By contrast, foreign nationals and legal entities may hold private ownership of land plots granted for construction, or land plots comprising constructed production and non-production buildings, including residential (structures, facilities) and their complexes, and land designed to serve buildings (structures, facilities) in accordance with the intended use.

Communications technology

The government has been liberalising gradually the telecommunications sector since 2004, replacing the 1999 Telecommunications Law with a new law in 2004. This reduced the market power of the state-owned incumbent operator Kazakhtelecom, primarily on the mobile telephony market. The government has also progressively reduced its share in Kazakhtelecom, until it reached 51% in 2007. Since 2004, foreign investors have entered the sector (Tele2 was the last foreign operator to enter the Kazakh market in 2010), including through the acquisition of Kazakhtelecom’s shares in existing local mobile operators.

As a result of this gradual liberalisation, foreign-owned operators now dominate the mobile telephony market,23 which has thus benefited from technological upscaling and registered years of dynamic growth.

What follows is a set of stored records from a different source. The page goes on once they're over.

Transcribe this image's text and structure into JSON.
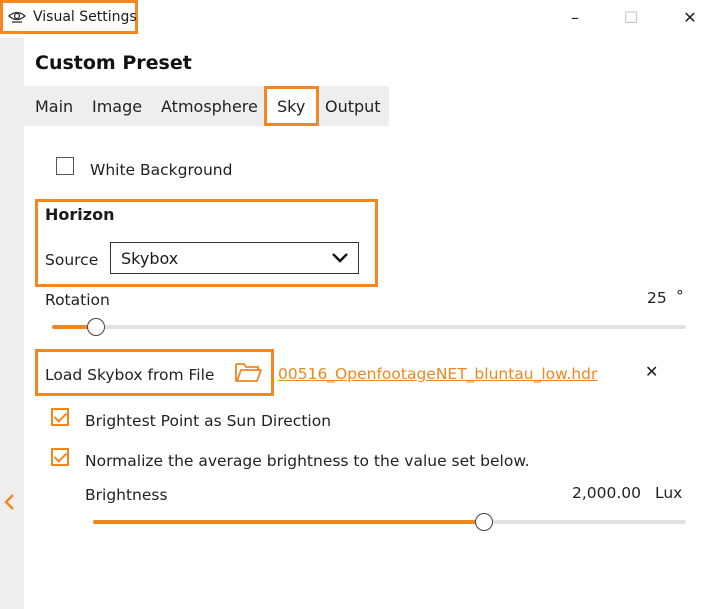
{
  "window": {
    "title": "Visual Settings",
    "minimize": "–",
    "maximize": "☐",
    "close": "✕"
  },
  "preset_title": "Custom Preset",
  "tabs": [
    "Main",
    "Image",
    "Atmosphere",
    "Sky",
    "Output"
  ],
  "active_tab": "Sky",
  "white_background": {
    "label": "White Background",
    "checked": false
  },
  "horizon": {
    "heading": "Horizon",
    "source_label": "Source",
    "source_value": "Skybox"
  },
  "rotation": {
    "label": "Rotation",
    "value": "25",
    "unit": "°",
    "fraction": 0.07
  },
  "skybox_file": {
    "load_label": "Load Skybox from File",
    "filename": "00516_OpenfootageNET_bluntau_low.hdr",
    "clear": "✕"
  },
  "brightest_point": {
    "label": "Brightest Point as Sun Direction",
    "checked": true
  },
  "normalize": {
    "label": "Normalize the average brightness to the value set below.",
    "checked": true
  },
  "brightness": {
    "label": "Brightness",
    "value": "2,000.00",
    "unit": "Lux",
    "fraction": 0.66
  },
  "colors": {
    "accent": "#f0861e",
    "highlight_border": "#f7861e"
  }
}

Although the mobile segment has now reached saturation (mobile phone penetration reached 170% at the end of 2014), growth potential is strong in mobile data services.24 By contrast, state-owned Kazakhtelecom controls the lion’s share of the fixed-line telephony (now accounting for less than 20% of overall telecom revenues, while the mobile segment accounts for around 50%) and broadband internet market segments. According to its annual report, Kazakhtelecom accounted for 84.5% of broadband internet subscribers and 92.2% of fixed telephony subscribers in 2014. In addition to Kazakhtelecom, two affiliates of other large SOEs (Kaztranskom and Transtelecom) are among service providers of fixed line telephony and broadband internet access. Fixed broadband internet penetration reached 13 per 100 inhabitants in 2014, slightly below the Russian Federation (17 per 100 inhabitants). Given impressive growth (broadband internet penetration was only 5.5 per 100 inhabitants in 2010) in recent years and relatively low penetration level, this segment will remain the most dynamic on Kazakhstan’s telecommunication market for the next few years.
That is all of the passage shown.